Pendant ce temps, la flotte anglo-hollandaise de Rooke, qui s’était présentée devant Cadix avec l’espoir d’y fomenter aisément une rébellion contre le gouvernement de Philippe V, y avait trouvé un accueil bien différent de celui auquel elle s’attendait. Les troupes descendues à terre essuyèrent une perte si considérable qu’elles furent obligées de se rembarquer. Ayant ainsi échoué dans son entreprise, l’armée navale ennemie avait levé l’ancre vers le milieu de septembre et retournait en Angleterre quand son chef apprit, d’une façon presque fortuite, l’arrivée des galions.

En passant à hauteur de Lagos, Rooke eut l’idée d’y détacher l’un de ses vaisseaux pour prendre langue.
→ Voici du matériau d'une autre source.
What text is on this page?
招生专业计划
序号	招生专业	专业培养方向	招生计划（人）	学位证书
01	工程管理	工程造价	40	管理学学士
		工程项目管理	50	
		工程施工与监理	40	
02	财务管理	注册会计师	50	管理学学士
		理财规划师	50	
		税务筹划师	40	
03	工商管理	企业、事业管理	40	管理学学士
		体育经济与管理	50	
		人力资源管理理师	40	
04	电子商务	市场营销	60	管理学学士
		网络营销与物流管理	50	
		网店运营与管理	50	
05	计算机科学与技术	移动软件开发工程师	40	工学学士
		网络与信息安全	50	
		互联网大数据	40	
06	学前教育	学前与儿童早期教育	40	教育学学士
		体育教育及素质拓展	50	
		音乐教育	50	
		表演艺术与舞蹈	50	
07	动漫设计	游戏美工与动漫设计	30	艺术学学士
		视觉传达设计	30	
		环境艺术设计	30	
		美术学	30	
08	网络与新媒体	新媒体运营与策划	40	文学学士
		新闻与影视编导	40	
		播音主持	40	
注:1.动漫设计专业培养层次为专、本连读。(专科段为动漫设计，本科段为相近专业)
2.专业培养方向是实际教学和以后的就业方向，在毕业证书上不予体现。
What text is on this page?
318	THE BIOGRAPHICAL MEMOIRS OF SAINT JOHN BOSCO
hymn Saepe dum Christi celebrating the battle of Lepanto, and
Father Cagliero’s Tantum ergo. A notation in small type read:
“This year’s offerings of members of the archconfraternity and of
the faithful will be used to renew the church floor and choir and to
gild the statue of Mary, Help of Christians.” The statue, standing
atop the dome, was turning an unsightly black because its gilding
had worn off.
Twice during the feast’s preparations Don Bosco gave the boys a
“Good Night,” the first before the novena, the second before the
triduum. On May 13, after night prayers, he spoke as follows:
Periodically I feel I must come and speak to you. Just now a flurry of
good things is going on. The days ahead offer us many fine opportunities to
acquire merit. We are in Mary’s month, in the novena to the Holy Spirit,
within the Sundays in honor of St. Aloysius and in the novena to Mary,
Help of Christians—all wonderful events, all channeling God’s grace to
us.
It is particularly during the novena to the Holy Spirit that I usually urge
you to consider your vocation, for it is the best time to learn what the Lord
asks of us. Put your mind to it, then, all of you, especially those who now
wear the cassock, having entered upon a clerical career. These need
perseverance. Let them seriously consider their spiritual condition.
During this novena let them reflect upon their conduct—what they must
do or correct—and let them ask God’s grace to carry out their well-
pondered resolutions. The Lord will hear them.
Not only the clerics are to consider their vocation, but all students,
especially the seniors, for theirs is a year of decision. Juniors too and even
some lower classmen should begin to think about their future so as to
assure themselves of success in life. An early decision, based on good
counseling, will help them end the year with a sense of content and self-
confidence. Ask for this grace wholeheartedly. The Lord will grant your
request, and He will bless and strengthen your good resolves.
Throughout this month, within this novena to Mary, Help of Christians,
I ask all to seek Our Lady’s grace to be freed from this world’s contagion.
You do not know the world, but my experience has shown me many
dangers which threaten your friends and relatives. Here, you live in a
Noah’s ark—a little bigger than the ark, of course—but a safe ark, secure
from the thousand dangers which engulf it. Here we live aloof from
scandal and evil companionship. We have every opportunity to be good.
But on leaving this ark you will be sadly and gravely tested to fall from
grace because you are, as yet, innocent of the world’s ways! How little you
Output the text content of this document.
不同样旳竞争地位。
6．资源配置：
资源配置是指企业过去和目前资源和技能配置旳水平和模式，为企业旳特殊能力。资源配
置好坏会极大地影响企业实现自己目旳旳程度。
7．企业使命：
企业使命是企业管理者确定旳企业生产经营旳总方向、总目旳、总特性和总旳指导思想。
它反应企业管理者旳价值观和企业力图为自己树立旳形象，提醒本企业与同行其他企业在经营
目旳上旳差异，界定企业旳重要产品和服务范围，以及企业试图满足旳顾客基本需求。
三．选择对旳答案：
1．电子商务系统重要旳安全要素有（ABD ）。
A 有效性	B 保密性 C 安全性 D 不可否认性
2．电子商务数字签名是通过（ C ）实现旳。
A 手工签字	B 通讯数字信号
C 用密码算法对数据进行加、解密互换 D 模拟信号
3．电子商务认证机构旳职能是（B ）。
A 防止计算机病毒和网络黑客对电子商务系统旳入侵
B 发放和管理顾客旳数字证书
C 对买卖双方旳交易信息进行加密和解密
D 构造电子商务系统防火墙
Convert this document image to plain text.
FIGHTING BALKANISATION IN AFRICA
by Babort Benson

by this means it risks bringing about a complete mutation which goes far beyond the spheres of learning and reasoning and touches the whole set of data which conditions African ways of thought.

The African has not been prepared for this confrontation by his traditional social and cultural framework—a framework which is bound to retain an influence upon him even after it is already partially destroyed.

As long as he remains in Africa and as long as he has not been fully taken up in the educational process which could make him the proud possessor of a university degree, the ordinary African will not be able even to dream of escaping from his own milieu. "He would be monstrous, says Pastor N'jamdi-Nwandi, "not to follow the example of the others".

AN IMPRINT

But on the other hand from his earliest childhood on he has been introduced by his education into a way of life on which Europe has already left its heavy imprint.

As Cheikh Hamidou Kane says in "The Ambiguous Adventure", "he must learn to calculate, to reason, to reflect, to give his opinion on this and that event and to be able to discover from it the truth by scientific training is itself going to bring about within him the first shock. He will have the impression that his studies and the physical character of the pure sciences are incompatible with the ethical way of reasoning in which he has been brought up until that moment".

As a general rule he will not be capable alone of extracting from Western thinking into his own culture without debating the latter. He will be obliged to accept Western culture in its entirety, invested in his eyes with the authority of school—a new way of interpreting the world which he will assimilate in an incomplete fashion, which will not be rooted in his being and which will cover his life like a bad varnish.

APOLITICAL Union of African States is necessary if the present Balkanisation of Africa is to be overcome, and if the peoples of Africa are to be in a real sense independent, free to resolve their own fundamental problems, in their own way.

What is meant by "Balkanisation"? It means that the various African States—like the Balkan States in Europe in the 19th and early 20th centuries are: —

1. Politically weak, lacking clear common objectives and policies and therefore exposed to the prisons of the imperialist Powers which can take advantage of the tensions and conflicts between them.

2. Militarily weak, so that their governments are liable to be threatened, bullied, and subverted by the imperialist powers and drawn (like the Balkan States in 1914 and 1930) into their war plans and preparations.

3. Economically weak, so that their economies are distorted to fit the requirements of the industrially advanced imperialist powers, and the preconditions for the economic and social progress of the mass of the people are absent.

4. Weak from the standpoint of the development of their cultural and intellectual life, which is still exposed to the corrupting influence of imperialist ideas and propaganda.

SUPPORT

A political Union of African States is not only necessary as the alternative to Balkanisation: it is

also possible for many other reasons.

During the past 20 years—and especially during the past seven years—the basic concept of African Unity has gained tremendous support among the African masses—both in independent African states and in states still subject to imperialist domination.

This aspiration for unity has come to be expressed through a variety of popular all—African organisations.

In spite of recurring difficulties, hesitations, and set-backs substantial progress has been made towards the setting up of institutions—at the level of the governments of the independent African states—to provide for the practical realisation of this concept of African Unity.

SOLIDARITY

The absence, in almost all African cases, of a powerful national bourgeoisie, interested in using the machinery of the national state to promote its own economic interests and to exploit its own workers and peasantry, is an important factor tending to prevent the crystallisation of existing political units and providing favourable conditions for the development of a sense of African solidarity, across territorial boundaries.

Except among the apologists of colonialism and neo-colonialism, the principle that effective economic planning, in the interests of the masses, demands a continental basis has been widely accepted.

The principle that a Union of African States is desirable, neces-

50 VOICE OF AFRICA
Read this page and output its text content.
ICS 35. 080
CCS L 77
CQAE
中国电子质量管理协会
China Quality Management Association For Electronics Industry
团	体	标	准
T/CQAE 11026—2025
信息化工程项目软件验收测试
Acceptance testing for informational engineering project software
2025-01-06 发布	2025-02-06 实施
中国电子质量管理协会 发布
Le capitaine de ce bâtiment connut ainsi la présence de Château-Renault dans la rivière de Vigo et rejoignit en toute hâte l’amiral anglais, impatient de lui annoncer cette importante nouvelle[1]. L’attaque des galions parut à Rooke une entreprise dont le succès compenserait largement son échec devant Cadix et, quoiqu’il eût déjà dépassé le cap Saint-Vincent, il n’hésita pas à rebrousser chemin pour la tenter.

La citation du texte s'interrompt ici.